Ten principles for transforming economics

The Global Assessment for a New Economics (GANE) is an ongoing collaborative project between researchers and practitioners with different heterodox economic backgrounds around world, supported by partners such as the Wellbeing Economy Alliance, the Club of Rome and ISEE. The aim of the project is to support discourse coalitions based on common narratives that challenge conventional economic thinking in research, education, policy and practice. Building greater discursive cohesion and power for new thinking is a key necessity for achieving economic transformation towards human and planetary wellbeing and justice.

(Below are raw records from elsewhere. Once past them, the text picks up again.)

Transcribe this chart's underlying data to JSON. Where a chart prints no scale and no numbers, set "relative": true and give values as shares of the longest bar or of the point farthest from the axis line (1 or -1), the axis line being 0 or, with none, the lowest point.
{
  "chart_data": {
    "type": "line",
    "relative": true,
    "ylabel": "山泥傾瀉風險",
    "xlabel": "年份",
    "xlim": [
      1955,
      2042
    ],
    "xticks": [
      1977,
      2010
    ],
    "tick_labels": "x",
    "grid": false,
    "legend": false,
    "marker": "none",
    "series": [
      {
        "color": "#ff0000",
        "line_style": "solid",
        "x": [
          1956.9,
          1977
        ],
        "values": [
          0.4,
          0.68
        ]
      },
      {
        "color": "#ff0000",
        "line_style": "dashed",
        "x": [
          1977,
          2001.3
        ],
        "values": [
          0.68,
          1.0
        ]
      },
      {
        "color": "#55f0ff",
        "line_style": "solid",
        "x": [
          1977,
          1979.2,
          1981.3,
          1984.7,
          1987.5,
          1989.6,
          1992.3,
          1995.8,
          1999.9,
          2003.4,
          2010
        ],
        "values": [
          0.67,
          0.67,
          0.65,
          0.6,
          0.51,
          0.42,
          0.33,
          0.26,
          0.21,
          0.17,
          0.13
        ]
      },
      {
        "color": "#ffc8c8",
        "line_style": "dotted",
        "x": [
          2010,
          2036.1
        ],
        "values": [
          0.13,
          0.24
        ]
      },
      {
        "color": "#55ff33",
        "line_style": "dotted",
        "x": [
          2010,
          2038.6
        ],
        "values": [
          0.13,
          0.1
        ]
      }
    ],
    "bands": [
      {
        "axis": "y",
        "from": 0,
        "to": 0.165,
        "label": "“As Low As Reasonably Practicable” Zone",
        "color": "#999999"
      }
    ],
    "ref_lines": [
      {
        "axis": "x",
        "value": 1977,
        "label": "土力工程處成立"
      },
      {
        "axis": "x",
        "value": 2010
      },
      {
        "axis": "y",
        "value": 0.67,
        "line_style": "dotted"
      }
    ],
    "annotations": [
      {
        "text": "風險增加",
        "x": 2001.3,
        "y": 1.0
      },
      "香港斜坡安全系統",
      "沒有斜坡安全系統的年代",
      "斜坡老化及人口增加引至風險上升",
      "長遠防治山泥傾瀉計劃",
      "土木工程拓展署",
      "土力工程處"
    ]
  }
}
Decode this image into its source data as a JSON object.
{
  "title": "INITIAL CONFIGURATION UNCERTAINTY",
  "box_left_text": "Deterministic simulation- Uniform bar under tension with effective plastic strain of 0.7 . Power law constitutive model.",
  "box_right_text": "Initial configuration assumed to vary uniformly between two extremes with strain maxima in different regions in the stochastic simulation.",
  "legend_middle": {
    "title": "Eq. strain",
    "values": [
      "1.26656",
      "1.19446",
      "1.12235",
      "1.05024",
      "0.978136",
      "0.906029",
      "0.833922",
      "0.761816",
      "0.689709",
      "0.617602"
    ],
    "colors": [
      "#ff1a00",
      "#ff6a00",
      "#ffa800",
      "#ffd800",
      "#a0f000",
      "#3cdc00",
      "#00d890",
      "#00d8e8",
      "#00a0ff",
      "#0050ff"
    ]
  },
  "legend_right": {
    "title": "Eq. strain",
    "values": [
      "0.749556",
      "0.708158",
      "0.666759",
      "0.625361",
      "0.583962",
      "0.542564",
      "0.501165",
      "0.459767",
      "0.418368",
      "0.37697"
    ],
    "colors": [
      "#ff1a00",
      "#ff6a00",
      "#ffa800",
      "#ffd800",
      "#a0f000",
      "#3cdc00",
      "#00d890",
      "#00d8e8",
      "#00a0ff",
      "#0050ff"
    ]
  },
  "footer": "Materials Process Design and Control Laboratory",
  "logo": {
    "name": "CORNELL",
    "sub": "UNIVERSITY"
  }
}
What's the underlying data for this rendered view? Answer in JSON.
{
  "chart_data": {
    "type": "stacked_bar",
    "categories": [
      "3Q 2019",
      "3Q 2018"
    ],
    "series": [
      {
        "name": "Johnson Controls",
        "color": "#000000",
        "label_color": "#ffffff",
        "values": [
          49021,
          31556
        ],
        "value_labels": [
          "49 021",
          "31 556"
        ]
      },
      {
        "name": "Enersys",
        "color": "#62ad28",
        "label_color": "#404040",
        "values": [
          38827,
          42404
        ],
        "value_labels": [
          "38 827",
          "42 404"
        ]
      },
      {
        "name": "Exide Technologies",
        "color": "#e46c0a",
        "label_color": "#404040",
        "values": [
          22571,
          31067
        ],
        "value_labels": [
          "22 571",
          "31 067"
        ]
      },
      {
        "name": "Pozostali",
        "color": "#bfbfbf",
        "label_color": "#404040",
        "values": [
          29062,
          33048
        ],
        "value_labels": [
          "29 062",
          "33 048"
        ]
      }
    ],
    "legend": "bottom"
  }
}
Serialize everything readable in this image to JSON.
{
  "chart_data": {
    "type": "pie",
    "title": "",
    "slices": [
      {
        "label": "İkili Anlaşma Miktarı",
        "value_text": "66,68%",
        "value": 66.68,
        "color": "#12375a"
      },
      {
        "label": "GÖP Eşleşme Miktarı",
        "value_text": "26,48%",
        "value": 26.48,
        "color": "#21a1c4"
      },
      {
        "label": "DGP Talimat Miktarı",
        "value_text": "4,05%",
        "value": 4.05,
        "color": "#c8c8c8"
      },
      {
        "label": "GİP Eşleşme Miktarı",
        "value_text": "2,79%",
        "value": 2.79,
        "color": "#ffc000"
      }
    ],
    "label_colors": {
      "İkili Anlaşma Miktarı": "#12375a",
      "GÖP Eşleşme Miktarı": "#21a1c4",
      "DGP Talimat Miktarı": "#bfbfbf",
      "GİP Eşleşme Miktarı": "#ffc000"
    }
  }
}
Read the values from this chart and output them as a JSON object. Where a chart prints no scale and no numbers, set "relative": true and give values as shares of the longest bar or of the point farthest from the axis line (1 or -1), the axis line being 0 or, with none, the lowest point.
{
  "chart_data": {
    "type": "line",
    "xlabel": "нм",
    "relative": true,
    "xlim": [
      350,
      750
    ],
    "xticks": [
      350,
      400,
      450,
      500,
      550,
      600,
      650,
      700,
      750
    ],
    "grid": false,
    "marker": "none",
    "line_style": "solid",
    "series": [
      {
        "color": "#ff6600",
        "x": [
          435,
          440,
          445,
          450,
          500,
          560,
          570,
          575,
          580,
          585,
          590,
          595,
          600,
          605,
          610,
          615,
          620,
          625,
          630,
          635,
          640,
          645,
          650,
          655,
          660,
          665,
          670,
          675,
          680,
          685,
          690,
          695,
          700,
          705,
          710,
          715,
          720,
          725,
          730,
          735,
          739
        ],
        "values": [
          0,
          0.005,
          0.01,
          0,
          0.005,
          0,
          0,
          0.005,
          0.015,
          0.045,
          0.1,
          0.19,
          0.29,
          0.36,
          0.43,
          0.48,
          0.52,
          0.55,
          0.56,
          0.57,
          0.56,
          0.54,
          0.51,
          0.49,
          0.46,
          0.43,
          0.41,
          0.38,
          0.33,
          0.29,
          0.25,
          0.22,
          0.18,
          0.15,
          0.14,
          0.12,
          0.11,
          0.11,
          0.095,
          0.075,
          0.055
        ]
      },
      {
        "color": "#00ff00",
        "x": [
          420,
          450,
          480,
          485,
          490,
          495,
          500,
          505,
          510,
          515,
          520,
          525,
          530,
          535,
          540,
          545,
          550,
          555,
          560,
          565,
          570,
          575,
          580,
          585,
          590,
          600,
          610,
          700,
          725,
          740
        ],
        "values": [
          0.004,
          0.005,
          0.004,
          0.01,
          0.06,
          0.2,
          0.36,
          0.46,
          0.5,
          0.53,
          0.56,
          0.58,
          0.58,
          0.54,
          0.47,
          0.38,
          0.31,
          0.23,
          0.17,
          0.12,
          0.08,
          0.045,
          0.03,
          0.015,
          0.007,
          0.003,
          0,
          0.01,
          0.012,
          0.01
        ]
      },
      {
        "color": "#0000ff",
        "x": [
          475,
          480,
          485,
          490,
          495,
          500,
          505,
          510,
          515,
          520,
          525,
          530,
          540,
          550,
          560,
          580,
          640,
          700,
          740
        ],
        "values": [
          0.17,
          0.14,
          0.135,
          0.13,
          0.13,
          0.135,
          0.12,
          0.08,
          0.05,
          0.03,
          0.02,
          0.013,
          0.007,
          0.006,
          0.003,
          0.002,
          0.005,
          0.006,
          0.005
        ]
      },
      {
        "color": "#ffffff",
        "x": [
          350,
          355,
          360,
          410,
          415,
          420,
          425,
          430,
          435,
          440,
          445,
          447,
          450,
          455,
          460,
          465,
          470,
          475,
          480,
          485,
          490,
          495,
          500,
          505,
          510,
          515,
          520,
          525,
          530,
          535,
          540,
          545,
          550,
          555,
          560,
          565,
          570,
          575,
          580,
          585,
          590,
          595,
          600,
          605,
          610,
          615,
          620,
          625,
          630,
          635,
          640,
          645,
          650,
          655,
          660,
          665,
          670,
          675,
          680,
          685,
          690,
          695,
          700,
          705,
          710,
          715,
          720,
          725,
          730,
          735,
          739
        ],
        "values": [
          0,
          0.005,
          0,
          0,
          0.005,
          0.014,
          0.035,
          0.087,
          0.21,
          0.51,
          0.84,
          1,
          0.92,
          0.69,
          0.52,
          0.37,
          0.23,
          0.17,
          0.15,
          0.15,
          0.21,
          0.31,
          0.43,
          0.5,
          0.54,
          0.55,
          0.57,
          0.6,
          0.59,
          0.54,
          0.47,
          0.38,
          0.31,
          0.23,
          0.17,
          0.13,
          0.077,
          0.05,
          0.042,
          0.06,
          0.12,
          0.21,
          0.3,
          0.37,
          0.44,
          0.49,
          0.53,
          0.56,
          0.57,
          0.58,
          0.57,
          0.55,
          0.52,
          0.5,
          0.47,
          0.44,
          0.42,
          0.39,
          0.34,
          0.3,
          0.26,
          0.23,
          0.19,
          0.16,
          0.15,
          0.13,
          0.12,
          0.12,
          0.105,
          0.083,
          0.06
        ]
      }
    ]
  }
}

Based on extensive structured qualitative content analysis, recent synthetic work published in the journal Nature Sustainability has identified ten principles that cut across 38 transformative new economic approaches. They include:
- social–ecological embeddedness and holistic well-being;
- interdisciplinarity and complexity thinking;
- limits to growth;
- limited substitutability of natural capital;
- regenerative design;
- holistic perspectives of people and values;
- equity, equality and justice;
- relationality and social enfranchisement;
- participation, deliberation and cooperation and
- post-capitalism and decolonization.
The results can help consolidate transformative economic approaches and support future efforts to synthesise conceptual models, methodologies and policy solutions and to validate the identified principles more explicitly within global south contexts.